Jane let herself be led upstairs to the room she and Carver always occupied when they stayed over, which they often did. Carver and the doctor undressed her between them and obediently she took the sedatives Jamieson gave her but remained staring up at the ceiling, still occasionally racked by a breath-snatching sob. Carver felt the doctor’s pressure on his arm and followed the man from the bedroom.
In the downstairs lounge Jamieson, a fat, haphazardly dressed man, said: ‘It’s not going to be easy for her. They were very close. It’s most likely she won’t accept it at first: talk as if he’s still alive.’
‘What should I do?’
‘Let it go, for a little while. You going to stay up here?’
Carver hesitated. ‘I can’t. I have to go back to the city.’
There were a lot of calls he had to make, so much he had to do: so much, somehow, somewhere, he had to find or discover. What Northcote had promised to give him had to be here somewhere because the intention had been for the man to come direct from here for their meeting. But what?
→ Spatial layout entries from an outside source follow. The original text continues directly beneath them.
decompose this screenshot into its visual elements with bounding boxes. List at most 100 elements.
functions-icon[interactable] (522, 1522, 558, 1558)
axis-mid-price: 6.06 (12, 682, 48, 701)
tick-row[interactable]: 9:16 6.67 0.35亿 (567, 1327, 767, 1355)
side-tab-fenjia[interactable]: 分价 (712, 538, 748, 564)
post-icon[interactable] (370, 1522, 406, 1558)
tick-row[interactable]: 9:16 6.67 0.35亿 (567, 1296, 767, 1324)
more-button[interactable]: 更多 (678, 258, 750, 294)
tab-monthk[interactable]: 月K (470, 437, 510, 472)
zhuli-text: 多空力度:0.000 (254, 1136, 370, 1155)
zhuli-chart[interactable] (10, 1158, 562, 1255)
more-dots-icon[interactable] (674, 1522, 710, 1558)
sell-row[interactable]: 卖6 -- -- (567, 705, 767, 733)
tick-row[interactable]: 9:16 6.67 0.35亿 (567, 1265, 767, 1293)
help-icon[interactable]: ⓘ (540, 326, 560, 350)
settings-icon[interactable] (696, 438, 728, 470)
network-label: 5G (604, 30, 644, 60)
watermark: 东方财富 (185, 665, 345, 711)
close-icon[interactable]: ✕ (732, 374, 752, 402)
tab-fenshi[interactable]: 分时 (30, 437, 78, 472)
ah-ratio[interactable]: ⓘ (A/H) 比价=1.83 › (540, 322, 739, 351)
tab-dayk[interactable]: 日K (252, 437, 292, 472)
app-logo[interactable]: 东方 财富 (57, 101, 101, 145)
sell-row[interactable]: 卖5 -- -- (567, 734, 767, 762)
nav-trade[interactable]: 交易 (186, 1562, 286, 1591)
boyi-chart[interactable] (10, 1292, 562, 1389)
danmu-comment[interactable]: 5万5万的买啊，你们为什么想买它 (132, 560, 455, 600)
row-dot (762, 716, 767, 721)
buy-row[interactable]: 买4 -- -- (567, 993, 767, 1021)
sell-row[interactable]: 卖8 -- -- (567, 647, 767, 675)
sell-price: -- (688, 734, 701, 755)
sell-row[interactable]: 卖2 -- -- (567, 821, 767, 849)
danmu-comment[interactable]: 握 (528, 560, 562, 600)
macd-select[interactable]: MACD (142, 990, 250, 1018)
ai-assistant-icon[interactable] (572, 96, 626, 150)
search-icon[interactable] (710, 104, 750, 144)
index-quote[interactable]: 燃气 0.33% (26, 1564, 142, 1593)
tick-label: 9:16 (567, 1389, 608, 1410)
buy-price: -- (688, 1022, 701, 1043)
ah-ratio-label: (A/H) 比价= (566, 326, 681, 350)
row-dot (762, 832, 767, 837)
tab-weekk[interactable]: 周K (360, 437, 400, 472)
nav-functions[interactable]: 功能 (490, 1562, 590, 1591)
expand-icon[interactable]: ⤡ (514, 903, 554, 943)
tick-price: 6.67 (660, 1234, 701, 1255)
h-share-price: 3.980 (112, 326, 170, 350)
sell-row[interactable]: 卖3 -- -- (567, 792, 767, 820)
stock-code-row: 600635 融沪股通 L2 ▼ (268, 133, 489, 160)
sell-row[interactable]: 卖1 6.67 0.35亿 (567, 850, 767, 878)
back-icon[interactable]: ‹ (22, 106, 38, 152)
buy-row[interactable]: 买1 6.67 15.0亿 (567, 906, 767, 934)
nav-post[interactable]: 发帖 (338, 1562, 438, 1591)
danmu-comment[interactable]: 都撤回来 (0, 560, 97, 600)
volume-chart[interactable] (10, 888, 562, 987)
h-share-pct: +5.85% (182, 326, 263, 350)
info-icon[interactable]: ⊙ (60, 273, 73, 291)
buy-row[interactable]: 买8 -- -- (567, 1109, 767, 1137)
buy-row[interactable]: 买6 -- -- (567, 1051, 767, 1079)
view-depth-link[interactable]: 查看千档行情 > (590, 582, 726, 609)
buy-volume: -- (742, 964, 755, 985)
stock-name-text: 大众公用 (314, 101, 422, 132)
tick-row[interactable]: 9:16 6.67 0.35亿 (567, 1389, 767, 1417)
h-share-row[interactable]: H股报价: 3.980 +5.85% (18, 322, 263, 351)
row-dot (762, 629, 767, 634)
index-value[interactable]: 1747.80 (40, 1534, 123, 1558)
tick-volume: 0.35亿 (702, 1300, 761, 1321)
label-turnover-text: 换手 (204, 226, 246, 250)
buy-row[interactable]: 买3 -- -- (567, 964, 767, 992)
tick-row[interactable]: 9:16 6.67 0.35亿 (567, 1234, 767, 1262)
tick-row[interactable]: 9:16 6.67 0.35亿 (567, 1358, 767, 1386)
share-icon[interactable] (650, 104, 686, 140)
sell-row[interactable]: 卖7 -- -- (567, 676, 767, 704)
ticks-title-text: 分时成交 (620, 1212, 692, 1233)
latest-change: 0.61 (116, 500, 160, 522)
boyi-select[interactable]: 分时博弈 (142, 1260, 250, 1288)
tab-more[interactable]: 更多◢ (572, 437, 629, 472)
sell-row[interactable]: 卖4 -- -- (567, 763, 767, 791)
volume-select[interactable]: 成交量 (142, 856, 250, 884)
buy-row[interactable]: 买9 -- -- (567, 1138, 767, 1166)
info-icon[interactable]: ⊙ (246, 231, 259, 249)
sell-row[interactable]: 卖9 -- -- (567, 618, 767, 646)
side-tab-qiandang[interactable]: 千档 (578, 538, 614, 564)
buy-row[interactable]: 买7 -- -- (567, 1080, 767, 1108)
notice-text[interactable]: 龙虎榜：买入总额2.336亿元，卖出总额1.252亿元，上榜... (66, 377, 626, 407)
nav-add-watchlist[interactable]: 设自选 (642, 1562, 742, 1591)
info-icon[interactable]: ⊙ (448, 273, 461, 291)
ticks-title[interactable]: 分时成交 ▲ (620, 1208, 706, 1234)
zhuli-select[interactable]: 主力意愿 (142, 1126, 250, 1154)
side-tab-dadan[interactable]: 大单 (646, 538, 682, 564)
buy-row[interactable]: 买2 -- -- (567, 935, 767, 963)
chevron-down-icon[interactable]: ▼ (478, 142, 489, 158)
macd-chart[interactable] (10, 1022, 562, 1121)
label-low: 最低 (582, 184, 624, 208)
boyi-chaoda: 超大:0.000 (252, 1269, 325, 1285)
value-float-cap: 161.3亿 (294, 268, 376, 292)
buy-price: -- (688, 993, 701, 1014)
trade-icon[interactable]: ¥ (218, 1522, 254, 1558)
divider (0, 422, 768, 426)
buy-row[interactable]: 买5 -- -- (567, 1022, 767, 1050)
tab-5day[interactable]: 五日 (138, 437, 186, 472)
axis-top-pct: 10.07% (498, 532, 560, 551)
Where?
‘You got staff in Manhattan?’
‘Yes.’
‘Live in?’
‘No,’ frowned Carver. ‘What the hell does that mean?’
‘It means you should take her with you but that for a few days I don’t think she should be left by herself.’
‘You mean she might harm herself?’
‘No,’ said Jamieson, impatiently. ‘Just that she shouldn’t be alone.’
‘I’ll get nurses in.’
‘That would be good. Manhattan would be good. It’ll get her away from here. What time are you leaving tomorrow?’
He had to make the formal identification of the body, remembered Carver. ‘Late morning. We’ll fly.’ He should have arranged it before dismissing the helicopter. He was going to have to speak to Hilda shortly. It could be added to the list of all the other things that had to be done.